Mary Jo White, President Obama’s nominee to chair the Securities and Exchange Commission, today called for "appropriate" standards and regulations governing the conduct of broker-dealers and investment advisors when providing investment advice to retail customers.

In testimony before the Senate Banking Committee, White,, a former legal counsel to financial institutions and former U.S. Attorney for the Southern District of New York, said there should be a balance “when necessary” of the SEC’s missions to protect investors, maintain fair orderly and efficient markets, and facilitate capital formation.

As SEC chair, she said her highest priority would be to expeditiously finish the rule-making for the Dodd-Frank and Jumpstart Our Business Startups (JOBS) acts.

Because of her corporate work, critics on the left have questioned her commitment to go after violators.
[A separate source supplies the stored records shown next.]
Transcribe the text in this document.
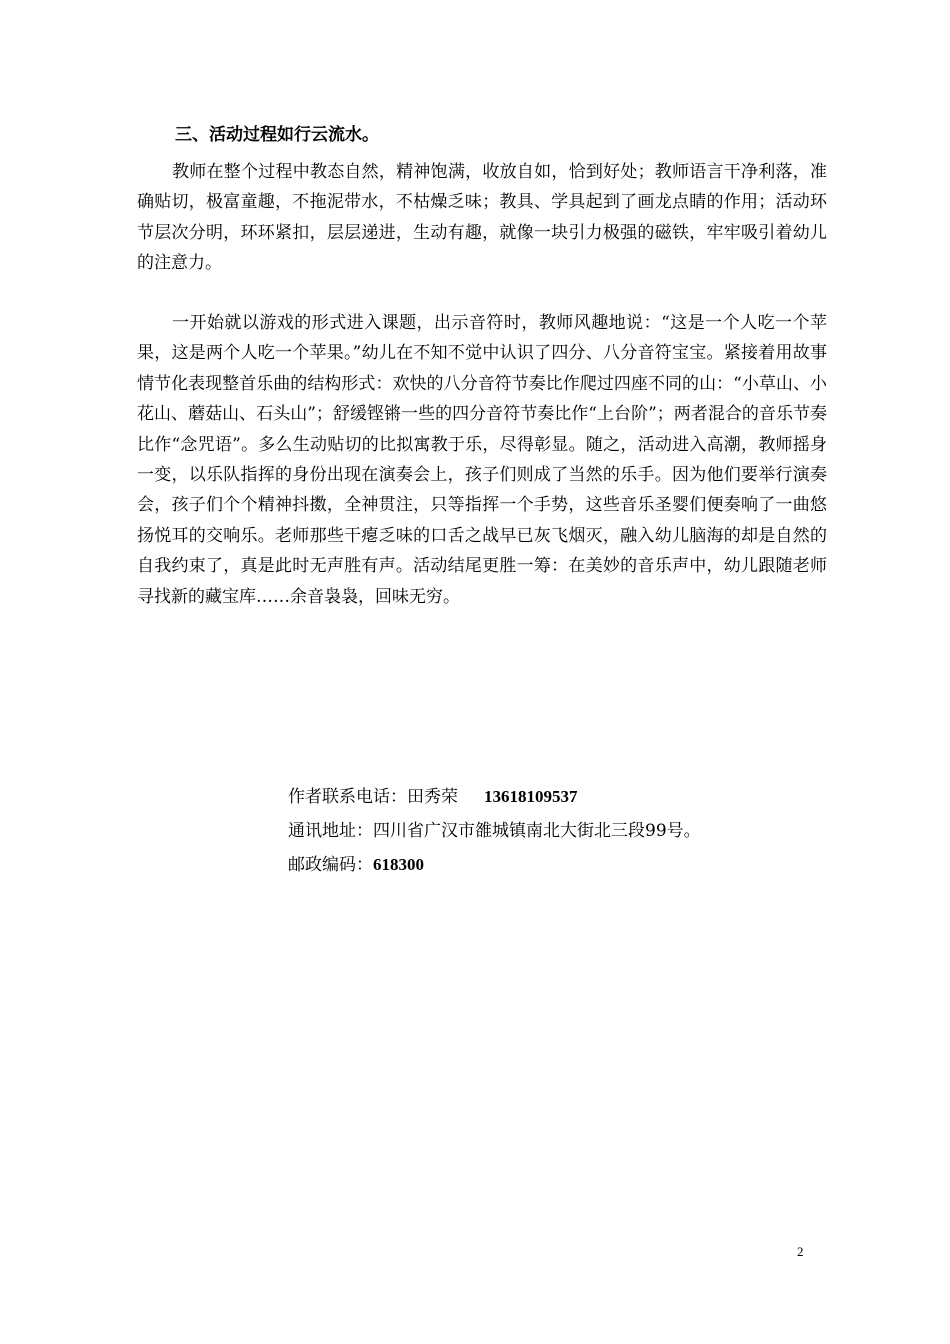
三、活动过程如行云流水。

教师在整个过程中教态自然，精神饱满，收放自如，恰到好处；教师语言干净利落，准确贴切，极富童趣，不拖泥带水，不枯燥乏味；教具、学具起到了画龙点睛的作用；活动环节层次分明，环环紧扣，层层递进，生动有趣，就像一块引力极强的磁铁，牢牢吸引着幼儿的注意力。

一开始就以游戏的形式进入课题，出示音符时，教师风趣地说：“这是一个人吃一个苹果，这是两个人吃一个苹果。”幼儿在不知不觉中认识了四分、八分音符宝宝。紧接着用故事情节化表现整首乐曲的结构形式：欢快的八分音符节奏比作爬过四座不同的山：“小草山、小花山、蘑菇山、石头山”；舒缓铿锵一些的四分音符节奏比作“上台阶”；两者混合的音乐节奏比作“念咒语”。多么生动贴切的比拟寓教于乐，尽得彰显。随之，活动进入高潮，教师摇身一变，以乐队指挥的身份出现在演奏会上，孩子们则成了当然的乐手。因为他们要举行演奏会，孩子们个个精神抖擞，全神贯注，只等指挥一个手势，这些音乐圣婴们便奏响了一曲悠扬悦耳的交响乐。老师那些干瘪乏味的口舌之战早已灰飞烟灭，融入幼儿脑海的却是自然的自我约束了，真是此时无声胜有声。活动结尾更胜一筹：在美妙的音乐声中，幼儿跟随老师寻找新的藏宝库……余音袅袅，回味无穷。

作者联系电话：田秀荣 13618109537
通讯地址：四川省广汉市雒城镇南北大街北三段99号。
邮政编码：618300
2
She said enforcement must be fair, but also bold and unrelenting.

“Proceeding aggressively against wrongdoers is not only the right thing to do, but it also will serve to deter the sharp and unlawful practices of others who must be made to think twice—and stop in their tracks—rather than risk discovery, pursuit, and punishment by the SEC.,” she said.

When pressed by Sen. Sherrod Brown (D-Ohio) on whether she agrees with Attorney General Eric Holder, who recently said some financial institutions are “too big to jail,” White said the Justice Department does consider the consequences for employees, shareholders and the public when deciding whether to file criminal charges against an institution.

At the SEC, she said, there is not a financial company that is too big to be subject to civil charges, but the regulator considers collateral consequences in its remedies.

On money market mutual funds, she said new regulations should not hurt the value of the investment product. White said she would like the rule-making on the funds come from the SEC rather than the Financial Stability Oversight Council, which is proposing recommendations.